Country reports
Von estnischer Seite waren der frühere Bildungs- und Verteidigungsminister und jetzige Rektor der Technischen Universität Tallinn, Prof. Jaak Aaviskoo, sowie der estnische Botschafter in Deutschland, Mart Lannemäe, anwesend.
Der diesjährige, mit 200.000 Euro dotierte, projektbezogene Reinhard-Mohn-Preis stand unter dem Motto „Smart Country – Vernetzt. Intelligent. Digital“. Der Preis erinnert an den im Jahr 2009 gestorbenen Gründer der Bertelsmann-Stiftung, Reinhard Mohn, und soll innovative Ideen für drängende politische und gesellschaftliche Herausforderungen würdigen. Diesmal stand die Digitalisierung im Mittelpunkt: Monatelang bereiste ein Projekt- und Rechercheteam neben Estland Länder wie Israel, Schweden und Österreich, wo ebenfalls interessante Ansätze für Digitalisierung, etwa zur Start-up-Kultur und zu e-government, zu finden sind. Am Ende fiel die Wahl – nicht zuletzt auch unter dem Eindruck, den die Teilnehmer der Delegationsreisen gewinnen konnten - einstimmig auf Estland, das auch in Deutschland immer mehr Beachtung findet. Das stellte auch Bundeskanzlerin Angela Merkel bei ihrem Besuch in Tallinn im letzten Jahr heraus. Für dielaufende EU-Ratspräsidentschaft setzt Estland Digitalisierung auf die Agenda nach ganz oben.
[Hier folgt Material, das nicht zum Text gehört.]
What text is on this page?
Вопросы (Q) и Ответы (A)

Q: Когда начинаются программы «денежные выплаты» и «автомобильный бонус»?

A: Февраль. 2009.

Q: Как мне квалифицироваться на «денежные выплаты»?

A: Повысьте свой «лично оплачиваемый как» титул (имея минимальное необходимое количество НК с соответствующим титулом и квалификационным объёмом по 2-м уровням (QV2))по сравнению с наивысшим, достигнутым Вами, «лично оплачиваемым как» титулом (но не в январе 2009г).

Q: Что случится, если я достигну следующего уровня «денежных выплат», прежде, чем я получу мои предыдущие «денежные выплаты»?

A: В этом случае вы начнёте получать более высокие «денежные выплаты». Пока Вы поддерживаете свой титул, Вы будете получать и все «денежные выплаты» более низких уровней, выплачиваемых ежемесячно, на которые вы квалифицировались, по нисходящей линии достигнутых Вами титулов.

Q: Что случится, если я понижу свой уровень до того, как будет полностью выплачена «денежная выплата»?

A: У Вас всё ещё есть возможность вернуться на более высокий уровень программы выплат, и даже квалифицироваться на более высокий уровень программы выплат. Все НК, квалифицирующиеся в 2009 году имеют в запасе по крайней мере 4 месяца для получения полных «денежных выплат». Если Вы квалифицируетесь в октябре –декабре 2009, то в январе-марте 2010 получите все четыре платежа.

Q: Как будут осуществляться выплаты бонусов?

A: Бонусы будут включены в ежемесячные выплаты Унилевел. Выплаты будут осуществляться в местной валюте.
Brigitte Mohn, Vorstandsmitglied der Bertelsmann Stiftung, sieht Estland auch für Deutschland als richtungsweisendes Beispiel. Während seiner zehnjährigen Amtszeit von 2006 und 2016 habe Ilves Digitalisierung zur Chefsache gemacht. Der Vorstandsvorsitzende der Bertelsmann-Stiftung, Aart de Geus, früher niederländischer Sozial- und Arbeitsminister, würdigte, dass in Estland Behördengänge ohne Papier und Wartezeiten möglich seien und lobte den Preisträger: „Sie haben Estland wahrlich zu einer Smart Country gemacht.“ Deutschland hingegen müsse für die Gestaltung der digitalen Transformation mehr tun.
Die Festrede hielt Prof. Jan Gulliksen. Er ist Mitglied der Digitalisierungskommission der schwedischen Regierung und Dekan der „School of Computer Science and Communication“ am Royal Institute of Technology. Zudem führt ihn die Europäische Kommission unter den „Digital Champions“ auf. Der Schwede unterstrich die Vorreiterrolle Estlands gerade bei den öffentlichen Diensten. Freilich führe Digitalisierung zu einer völlig neuen Arbeitswelt. Routinearbeiten fielen etwa durch die Automatisierungsprozesse weg. Nur wenn es gelänge, betroffene Arbeitnehmer umzuschulen, werde die Gesellschaft gestärkt. Europaweit gebe es schon jetzt einen großen Bedarf an Arbeitskräften im IT-Bereich.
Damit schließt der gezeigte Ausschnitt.